This book , written by the daughter of the lady of fashion shows for the first time that it is called the Queen of milliners.
One that covered the heads of the most famous 1950s to early 1980s women. She was born in 1900 and learned his trade in the interwar period to become , in the 1940s , one in the shop that successive upscale clientele as varied as : artists such as Greta Garbo , Marlene Dietrich and Audrey Hepburn ; women like Eva Perron, the Begum Aga Khan, but the Princess Paola, Princess Grace, Simone de Beauvoir or Mrs. Claude Pompidou.

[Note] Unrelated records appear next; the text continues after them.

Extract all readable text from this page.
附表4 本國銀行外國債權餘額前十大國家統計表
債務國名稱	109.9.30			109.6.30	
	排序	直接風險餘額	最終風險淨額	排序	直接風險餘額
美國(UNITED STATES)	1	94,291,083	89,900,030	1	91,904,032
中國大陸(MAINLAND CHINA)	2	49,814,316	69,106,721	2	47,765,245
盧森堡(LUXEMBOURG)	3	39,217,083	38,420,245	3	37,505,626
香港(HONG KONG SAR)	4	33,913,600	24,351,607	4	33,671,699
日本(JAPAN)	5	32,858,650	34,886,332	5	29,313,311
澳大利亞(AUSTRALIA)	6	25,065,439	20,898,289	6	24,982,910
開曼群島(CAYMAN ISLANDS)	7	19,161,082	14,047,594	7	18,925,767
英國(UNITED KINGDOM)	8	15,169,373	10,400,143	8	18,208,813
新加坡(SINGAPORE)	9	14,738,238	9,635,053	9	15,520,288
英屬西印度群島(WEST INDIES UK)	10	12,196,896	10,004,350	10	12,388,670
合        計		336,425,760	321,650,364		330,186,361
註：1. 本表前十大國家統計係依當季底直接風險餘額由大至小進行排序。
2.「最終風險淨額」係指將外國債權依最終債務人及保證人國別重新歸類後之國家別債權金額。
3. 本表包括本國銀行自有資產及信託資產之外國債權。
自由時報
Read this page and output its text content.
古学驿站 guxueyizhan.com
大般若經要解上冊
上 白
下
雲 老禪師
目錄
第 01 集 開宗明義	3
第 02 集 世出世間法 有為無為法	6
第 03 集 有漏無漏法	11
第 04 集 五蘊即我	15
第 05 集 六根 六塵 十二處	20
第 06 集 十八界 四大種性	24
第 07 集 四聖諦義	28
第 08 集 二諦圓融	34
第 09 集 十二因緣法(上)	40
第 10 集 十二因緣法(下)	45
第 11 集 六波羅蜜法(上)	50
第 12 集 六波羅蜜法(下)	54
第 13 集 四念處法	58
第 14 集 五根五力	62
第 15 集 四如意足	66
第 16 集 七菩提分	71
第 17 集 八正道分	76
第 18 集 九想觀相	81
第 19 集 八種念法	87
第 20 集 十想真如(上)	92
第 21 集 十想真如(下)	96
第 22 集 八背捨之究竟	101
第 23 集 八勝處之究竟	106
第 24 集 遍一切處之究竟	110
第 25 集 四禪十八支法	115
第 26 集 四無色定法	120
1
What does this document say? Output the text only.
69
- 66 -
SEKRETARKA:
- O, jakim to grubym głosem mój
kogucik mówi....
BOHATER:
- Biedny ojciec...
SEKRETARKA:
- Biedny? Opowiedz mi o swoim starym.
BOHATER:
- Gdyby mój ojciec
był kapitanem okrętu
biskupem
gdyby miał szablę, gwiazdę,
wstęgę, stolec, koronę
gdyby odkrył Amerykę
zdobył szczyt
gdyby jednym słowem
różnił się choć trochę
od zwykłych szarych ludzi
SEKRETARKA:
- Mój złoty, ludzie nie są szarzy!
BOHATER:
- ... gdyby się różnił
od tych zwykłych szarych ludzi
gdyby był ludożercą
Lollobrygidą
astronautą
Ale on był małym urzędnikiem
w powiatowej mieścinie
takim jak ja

Les greatest fashion photographers such as Richard Avedon, Helmut Newton or Horst P.
Horst fought for the latest models of hats Madame Paulette for their shots in Vogue and Harper’s Bazaar as well as in French magazines. It is to her that Cecil Beaton asked to create hats for My Fair Lady and Gigi.Les workshops Madame Paulette could count on orders of many designers begin by Robert Piguet , who was a friend of hers . Then Pierre Balmain, Pierre Cardin, Louis Feraud … Coco Chanel, herself a former milliner , addressed her.
Spent 80 years , Madame Paulette yet created hats for designers like Claude Montana and Thierry Mugler.Son originality, great independence , his ability to feel the figures for which it created unique hats , remained intact throughout its long career.
She led her life briskly , with great daring, expanding its business in the U.S. and in America Sud.Ce book is a tribute to a remarkable woman who occupied the middle of the fashion scene in the second half of the twentieth century . Annie Schneider, with the family archives , traces so well documented and in a lively style that unusual life . This book is also an indirect tribute to fashion , fashion designers , and finally and most importantly, this inseparable element of elegance that was – and still is – the hat.